While this is all bad news, particularly for newspaper journalists, it has meant that other media and entertainment outlets are picking up the slack.
For instance, a recent PricewaterhouseCoopers (PWC) survey of 15 global media markets, from online, TV, and newspaper advertising to theme park and cinema ticket sales, estimated that these markets were worth $1.6 trillion, and will be worth $2.2 trillion by 2012.
The ad battle between online publications and newspapers is where things will get the bloodiest though, with PWC predicting that by 2012, newspaper print ads will be worth $123 billion, only $3 billion more than online advertising, while newspaper ads and circulation is expected to rise from $186 billion last year to $208 billion. Notably, where newspaper circulation is dropping, in the US, UK and Europe, there is to be a rise in the emerging markets of China and India. So while new media will make inroads everywhere, old media may see an upturn in newer markets.
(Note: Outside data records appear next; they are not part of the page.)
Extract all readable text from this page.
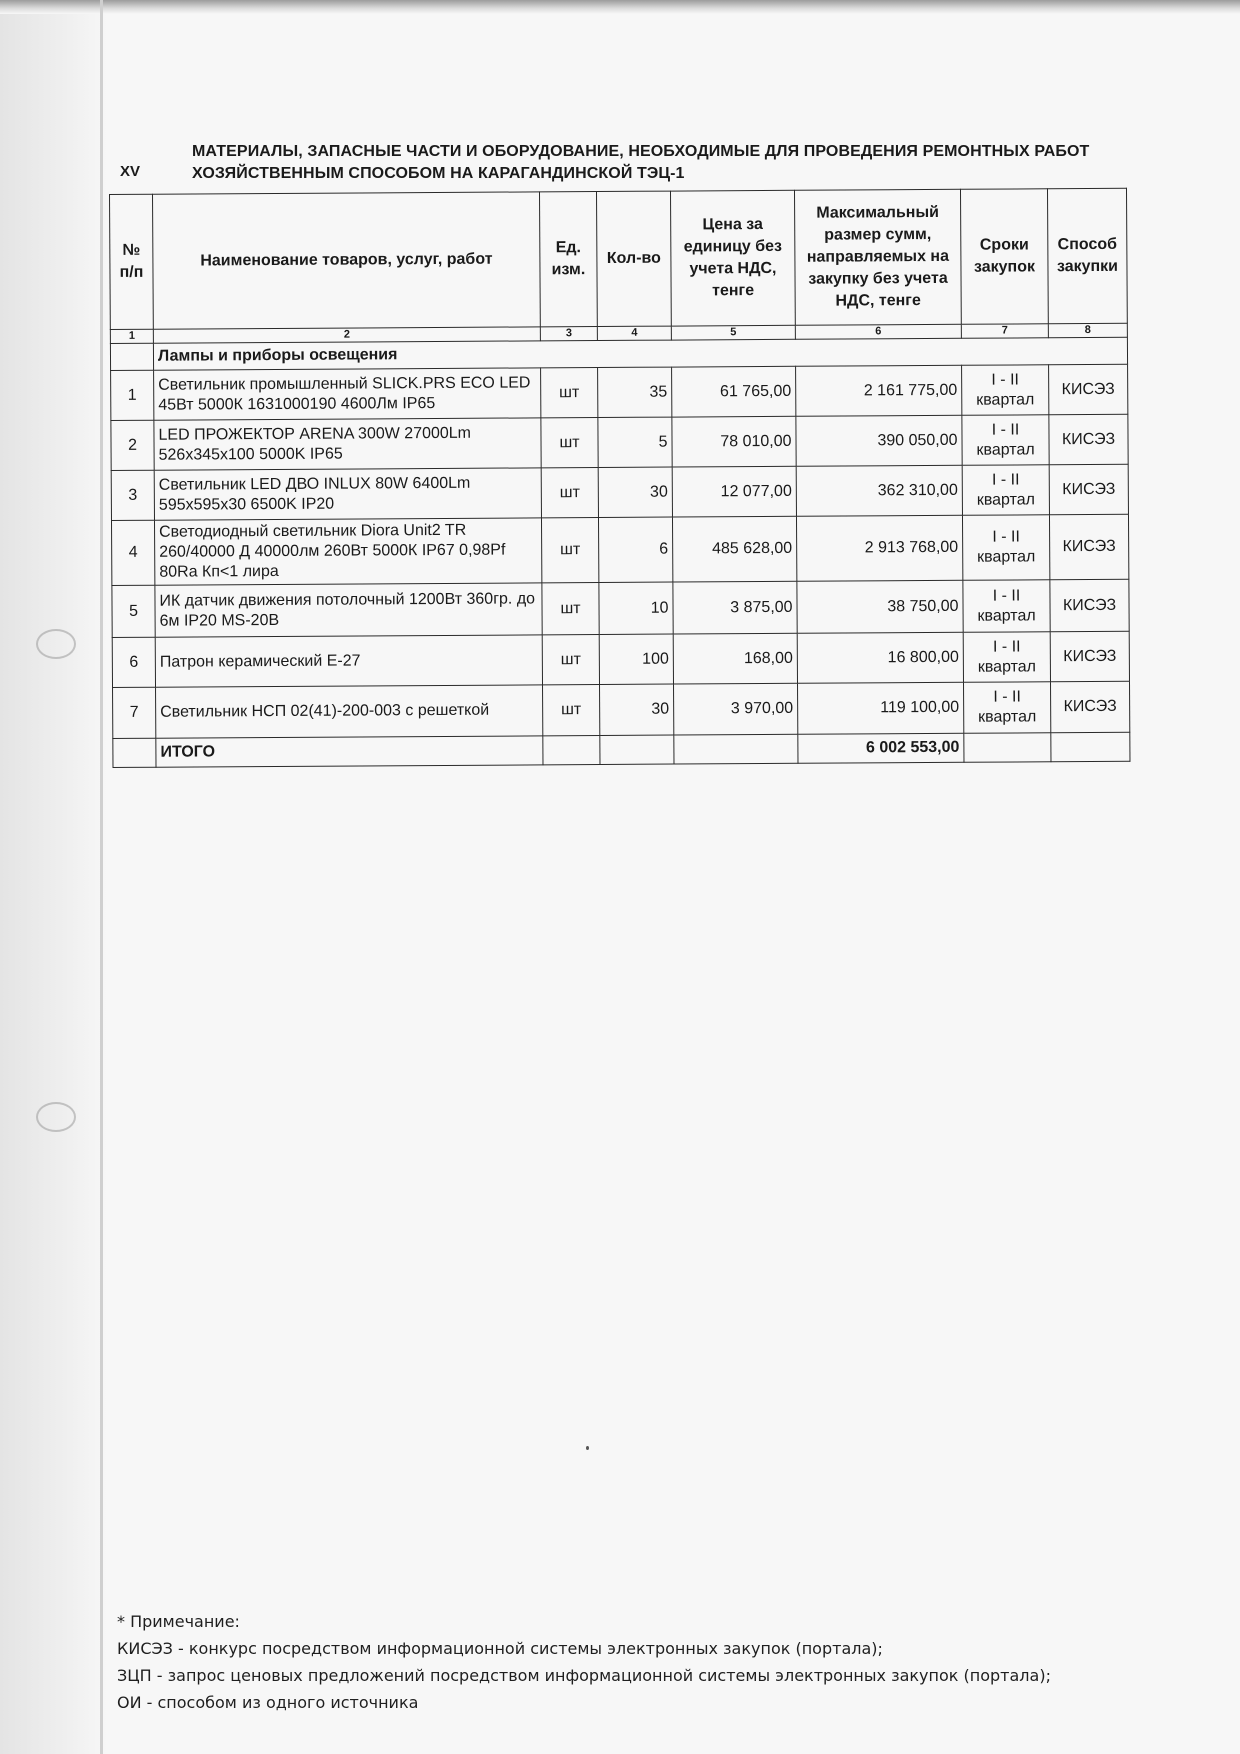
XV
МАТЕРИАЛЫ, ЗАПАСНЫЕ ЧАСТИ И ОБОРУДОВАНИЕ, НЕОБХОДИМЫЕ ДЛЯ ПРОВЕДЕНИЯ РЕМОНТНЫХ РАБОТ ХОЗЯЙСТВЕННЫМ СПОСОБОМ НА КАРАГАНДИНСКОЙ ТЭЦ-1
№ п/п	Наименование товаров, услуг, работ	Ед. изм.	Кол-во	Цена за единицу без учета НДС, тенге	Максимальный размер сумм, направляемых на закупку без учета НДС, тенге	Сроки закупок	Способ закупки
1	2	3	4	5	6	7	8
	Лампы и приборы освещения						
1	Светильник промышленный SLICK.PRS ECO LED 45Вт 5000К 1631000190 4600Лм IP65	шт	35	61 765,00	2 161 775,00	I - II квартал	КИСЭЗ
2	LED ПРОЖЕКТОР ARENA 300W 27000Lm 526x345x100 5000K IP65	шт	5	78 010,00	390 050,00	I - II квартал	КИСЭЗ
3	Светильник LED ДВО INLUX 80W 6400Lm 595x595x30 6500K IP20	шт	30	12 077,00	362 310,00	I - II квартал	КИСЭЗ
4	Светодиодный светильник Diora Unit2 TR 260/40000 Д 40000лм 260Вт 5000К IP67 0,98Pf 80Ra Кп<1 лира	шт	6	485 628,00	2 913 768,00	I - II квартал	КИСЭЗ
5	ИК датчик движения потолочный 1200Вт 360гр. до 6м IP20 MS-20В	шт	10	3 875,00	38 750,00	I - II квартал	КИСЭЗ
6	Патрон керамический Е-27	шт	100	168,00	16 800,00	I - II квартал	КИСЭЗ
7	Светильник НСП 02(41)-200-003 с решеткой	шт	30	3 970,00	119 100,00	I - II квартал	КИСЭЗ
	ИТОГО				6 002 553,00		
* Примечание:
КИСЭЗ - конкурс посредством информационной системы электронных закупок (портала);
ЗЦП - запрос ценовых предложений посредством информационной системы электронных закупок (портала);
ОИ - способом из одного источника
The question that plagues journalists and people that like to be kept well informed though is what kind of content these new publications will have as the battle between new and old media takes on epic proportions – heavy on quantity but not much quality appears to be the obvious conclusion.
Ultimately, what is likely to happen is that there will be an upswing in demand for specialized and niche publications catering to people’s specific business and personal interests, while general news becomes more marginalized, slotted in-between ‘churnalism’, saucy sex scandals and photo shoots of what celebs were wearing at some cocktail bash.